ROMAIN GUILBAULT: Les ultras craquent des fumigènes sans arrêt. Les amendes sont peut-être beaucoup moins chères que dans les autres pays, parce que si c'est comme en France, où la ligue rackette les clubs, ce serait tout simplement impossible! Je me suis même demandé si les fumigènes étaient légaux en Suisse, tellement il y en a.
Et d'où vient l'idée de visiter tous les stades suisses?
J'habite près de la Suisse, alors ça a commencé un peu par hasard avec un match à Genève. Et je suis tombé amoureux du foot suisse. Je le répète souvent: niveau ambiance, c'est le meilleur championnat accessible, où tu n'as pas besoin de prendre l'avion depuis la France.
Vraiment?
Oui. J'entends tout le monde dire qu'il ne se passe rien dans les tribunes en Suisse, que les gens sont gentils, qu'il n'y a pas de supporters, etc. Et je réponds: «Oh non, ce n'est pas du tout comme ça!»
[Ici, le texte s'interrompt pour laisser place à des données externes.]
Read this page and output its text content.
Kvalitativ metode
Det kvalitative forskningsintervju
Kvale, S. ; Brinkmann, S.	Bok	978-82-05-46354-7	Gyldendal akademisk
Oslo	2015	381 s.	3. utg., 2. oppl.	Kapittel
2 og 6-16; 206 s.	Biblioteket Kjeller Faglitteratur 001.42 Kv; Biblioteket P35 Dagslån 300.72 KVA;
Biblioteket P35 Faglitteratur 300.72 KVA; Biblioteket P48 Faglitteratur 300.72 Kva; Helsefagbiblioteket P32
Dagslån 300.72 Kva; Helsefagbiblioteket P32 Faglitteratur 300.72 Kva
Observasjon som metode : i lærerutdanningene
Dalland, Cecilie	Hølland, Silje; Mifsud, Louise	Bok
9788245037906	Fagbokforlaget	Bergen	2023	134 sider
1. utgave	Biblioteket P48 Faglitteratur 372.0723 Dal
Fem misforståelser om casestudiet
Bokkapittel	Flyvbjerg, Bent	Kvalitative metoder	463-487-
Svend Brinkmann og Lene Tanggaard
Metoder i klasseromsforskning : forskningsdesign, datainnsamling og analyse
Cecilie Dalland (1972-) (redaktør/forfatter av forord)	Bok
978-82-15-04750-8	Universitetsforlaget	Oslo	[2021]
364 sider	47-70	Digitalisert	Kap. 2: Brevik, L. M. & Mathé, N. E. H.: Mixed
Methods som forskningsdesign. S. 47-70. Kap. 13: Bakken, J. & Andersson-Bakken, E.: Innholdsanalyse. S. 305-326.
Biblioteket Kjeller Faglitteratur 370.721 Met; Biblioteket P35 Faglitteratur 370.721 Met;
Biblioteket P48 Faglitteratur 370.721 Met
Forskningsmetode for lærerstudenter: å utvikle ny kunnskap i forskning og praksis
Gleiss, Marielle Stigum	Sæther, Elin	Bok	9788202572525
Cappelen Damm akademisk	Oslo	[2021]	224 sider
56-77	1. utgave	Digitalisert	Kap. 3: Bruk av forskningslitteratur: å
On a le stéréotype du derby de Zurich: les mecs travaillent dans une banque en costard-cravate le lundi matin et, le dimanche, ils sont comme des fous furieux dans les tribunes!(rires)
Comment s'explique selon vous cette ferveur chez les ultras suisses?
D'abord, on les remarque plus qu'ailleurs. Sur l'ensemble du public, le taux d'ultras est beaucoup plus élevé que dans la majorité des pays. Quand on voit Bâle ou YB en Coupe d'Europe, la moitié de leurs fans dans le stade sont des ultras. C'est très différent en Allemagne, par exemple. Les stades sont grands et souvent pleins, avec de gros kops. Mais les ultras ne sont peut-être que 5000 sur 45 000 spectateurs. Ça veut dire qu'il y a 40 000 fans lambda, qui ne mettent pas d'ambiance.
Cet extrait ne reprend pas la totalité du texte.